Mathematicians talk about various properties of a Boolean function. The sensitivity of a Boolean function roughly measures the likelihood that flipping a single input bit will alter the output bit. Not all inputs carry equal weight. For example, if I tell my loan officer “My salary is over $500,000 per year”, then will I qualify for my loan, even though it’s a complete lie. The loan application is sensitive to that one question. But if I need to lie on seven or eight questions to get my loan, then the function is not as sensitive. Before you think this was a simple problem, it has stood for almost 30 years. Google “Sensitivity Conjecture of Nisan and Szegedy”, if you like to read math papers.

Sensitivity is usually one of the easiest complexity measures to compute, but it’s far from the only illuminating measure. For instance, instead of handing you a paper application, the loan application program could have started with a single question and then used your answer to determine what question to ask next. This is a decision tree. The largest number of questions the bank would ever need to ask before reaching a loan decision is the Boolean function’s query complexity.

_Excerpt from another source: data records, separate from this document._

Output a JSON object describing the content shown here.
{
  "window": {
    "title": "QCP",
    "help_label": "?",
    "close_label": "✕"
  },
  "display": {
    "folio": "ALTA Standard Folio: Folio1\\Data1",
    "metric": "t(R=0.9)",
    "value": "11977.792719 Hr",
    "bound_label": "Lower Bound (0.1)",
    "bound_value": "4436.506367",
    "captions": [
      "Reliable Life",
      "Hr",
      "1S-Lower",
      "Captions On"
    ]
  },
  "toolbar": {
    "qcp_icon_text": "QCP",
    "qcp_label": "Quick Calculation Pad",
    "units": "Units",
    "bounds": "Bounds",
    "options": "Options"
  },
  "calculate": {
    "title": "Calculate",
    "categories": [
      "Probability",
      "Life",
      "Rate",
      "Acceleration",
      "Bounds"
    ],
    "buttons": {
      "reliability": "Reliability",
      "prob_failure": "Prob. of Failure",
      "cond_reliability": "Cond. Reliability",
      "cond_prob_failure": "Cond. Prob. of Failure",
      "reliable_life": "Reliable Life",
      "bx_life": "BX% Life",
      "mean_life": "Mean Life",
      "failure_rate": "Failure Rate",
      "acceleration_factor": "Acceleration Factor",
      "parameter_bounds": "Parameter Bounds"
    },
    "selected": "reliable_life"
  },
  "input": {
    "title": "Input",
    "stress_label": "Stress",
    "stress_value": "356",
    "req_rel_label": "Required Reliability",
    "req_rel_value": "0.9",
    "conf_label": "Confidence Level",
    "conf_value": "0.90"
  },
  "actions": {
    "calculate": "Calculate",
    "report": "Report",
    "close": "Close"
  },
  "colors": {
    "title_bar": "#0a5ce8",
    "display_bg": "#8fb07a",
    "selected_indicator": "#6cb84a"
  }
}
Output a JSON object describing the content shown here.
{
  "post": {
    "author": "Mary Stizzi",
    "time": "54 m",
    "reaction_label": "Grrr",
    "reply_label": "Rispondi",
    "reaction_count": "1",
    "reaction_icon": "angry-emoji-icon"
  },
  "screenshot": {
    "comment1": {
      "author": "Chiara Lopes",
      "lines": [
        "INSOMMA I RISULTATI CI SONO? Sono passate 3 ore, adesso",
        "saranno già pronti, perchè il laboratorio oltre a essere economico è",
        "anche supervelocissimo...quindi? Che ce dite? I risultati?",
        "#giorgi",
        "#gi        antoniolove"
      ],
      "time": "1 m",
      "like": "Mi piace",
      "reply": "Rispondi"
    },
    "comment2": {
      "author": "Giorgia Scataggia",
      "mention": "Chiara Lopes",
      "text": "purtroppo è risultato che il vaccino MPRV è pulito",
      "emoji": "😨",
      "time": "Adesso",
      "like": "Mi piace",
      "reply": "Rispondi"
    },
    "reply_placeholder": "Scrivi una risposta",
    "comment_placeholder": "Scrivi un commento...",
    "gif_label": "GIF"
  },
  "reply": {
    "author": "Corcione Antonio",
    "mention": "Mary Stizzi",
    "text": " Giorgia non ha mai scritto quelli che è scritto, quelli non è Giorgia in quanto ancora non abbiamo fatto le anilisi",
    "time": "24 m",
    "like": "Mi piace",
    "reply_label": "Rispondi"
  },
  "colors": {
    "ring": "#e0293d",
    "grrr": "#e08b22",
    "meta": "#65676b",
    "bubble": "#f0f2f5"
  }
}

This query complexity measure arises in a host of settings — for instance, a doctor might want to use as few tests as possible before reaching a diagnosis, or a machine learning expert might want an algorithm to examine as few features of an object as possible before classifying it. Low query complexity is usually a good thing, but it is not always possible.

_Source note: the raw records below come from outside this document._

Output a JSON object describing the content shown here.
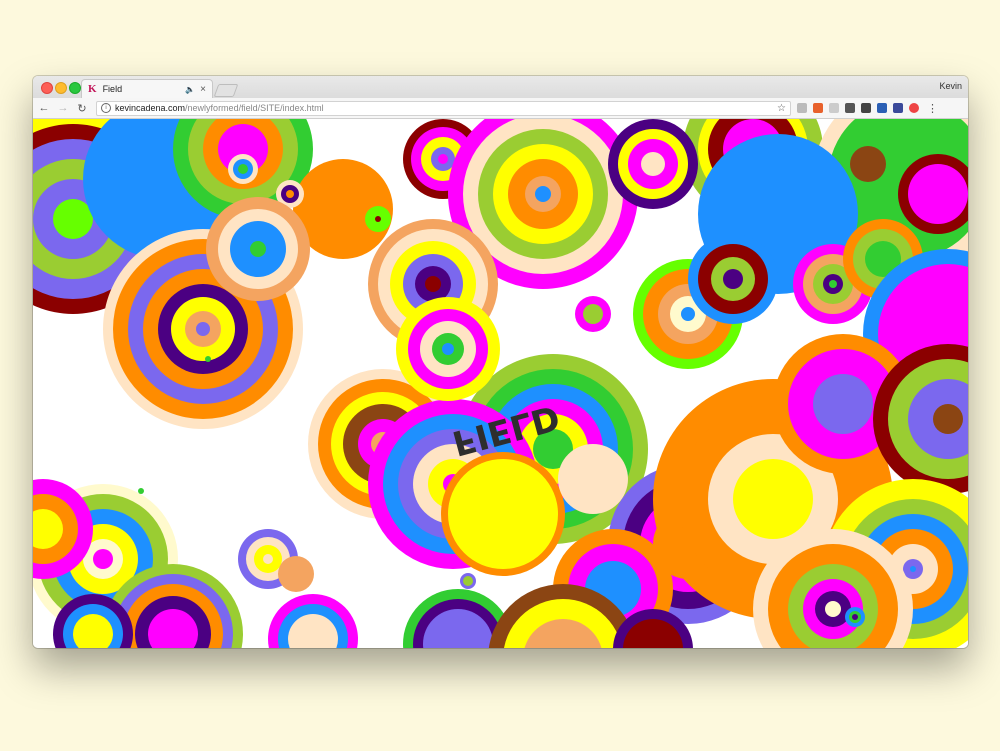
{
  "browser": {
    "tab_title": "Field",
    "tab_favicon": "K",
    "profile_name": "Kevin",
    "url_host": "kevincadena.com",
    "url_path": "/newlyformed/field/SITE/index.html",
    "icons": [
      "back-icon",
      "forward-icon",
      "reload-icon",
      "info-icon",
      "star-icon",
      "menu-icon"
    ]
  },
  "page": {
    "logo_text": "FIELD"
  },
  "colors": {
    "background": "#fdf9dd",
    "magenta": "#ff00ff",
    "yellow": "#ffff00",
    "orange": "#ff8c00",
    "green": "#32cd32",
    "lime": "#66ff00",
    "blue": "#1e90ff",
    "purple": "#7b68ee",
    "indigo": "#4b0082",
    "maroon": "#8b0000",
    "brown": "#8b4513",
    "sandy": "#f4a460",
    "bisque": "#ffe4c4",
    "olive": "#9acd32",
    "cream": "#fffacd"
  }
}
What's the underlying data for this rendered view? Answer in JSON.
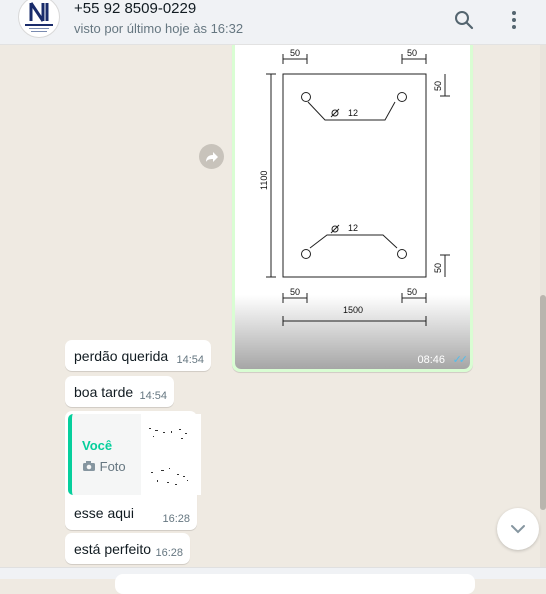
{
  "header": {
    "contact_name": "+55 92 8509-0229",
    "last_seen": "visto por último hoje às 16:32",
    "avatar_icon": "company-logo-avatar",
    "search_icon": "search-icon",
    "menu_icon": "kebab-menu-icon"
  },
  "messages": {
    "image": {
      "time": "08:46",
      "status_icon": "double-check-read-icon",
      "drawing": {
        "dim_top_left": "50",
        "dim_top_right": "50",
        "dim_bottom_left": "50",
        "dim_bottom_right": "50",
        "dim_right_top": "50",
        "dim_right_bottom": "50",
        "height_label": "1100",
        "width_label": "1500",
        "bar_top": "12",
        "bar_bottom": "12"
      }
    },
    "m1": {
      "text": "perdão querida",
      "time": "14:54"
    },
    "m2": {
      "text": "boa tarde",
      "time": "14:54"
    },
    "m3": {
      "quote_author": "Você",
      "quote_kind": "Foto",
      "text": "esse aqui",
      "time": "16:28"
    },
    "m4": {
      "text": "está perfeito",
      "time": "16:28"
    }
  },
  "colors": {
    "chat_bg": "#efeae2",
    "outgoing": "#d9fdd3",
    "quote_accent": "#06cf9c",
    "read_ticks": "#53bdeb"
  }
}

There’s a whole bunch of theorems and algorithms for putting a Boolean expression into Conjunctive Normal Form (CNF) or Disjunctive Normal Form (DNF). In English, this means we join things with ANDs or with Ors. By putting Boolean expressions in one of these canonical forms, we can do calculations to look for properties much more easily. It’s also always possible to get a Boolean expression into one of these canonical forms.

Over the years, computer scientists have developed many ways to measure a given Boolean function. Each measure captures a different aspect of how the information in the input string determines the output bit. Each measure provides a unique window into the structure of the Boolean function. Yet computer scientists have found that nearly all these measures fit into a unified framework so that the value of any one of them is a rough gauge for the value of the others. Only one complexity measure that didn’t seem to fit in was sensitivity.

Now Hao Huang, a mathematician at Emory University, has proved the sensitivity conjecture with an ingenious but elementary two-page argument about the combinatorics of points on cubes. This just happened on 2019-07-01! This is pretty recent, and I don’t expect to use it in any applications immediately. But I do expect to see that it’s going to get incorporated into query optimizers in the next year or two.

Other measures involve looking for the simplest way to write the Boolean function as a mathematical expression (query optimization and re-writing) or calculating how many answers the banker would have to show a boss to prove they had made the right loan decision. There’s even a quantum physics version of query complexity in which the banker can ask a “superposition” of several questions at the same time. Figuring out how this measure relates to other complexity measures has helped researchers understand the limitations of quantum algorithms.

The Moral to The Story

There are a few quick morals to this article:

  • It’s hard to ask a good clear question when you’re looking for data.
  • It’s hard to give a good clear answer to a question, even when it seems simple.
  • Complicated, complex questions will have complicated, complex solutions by their nature.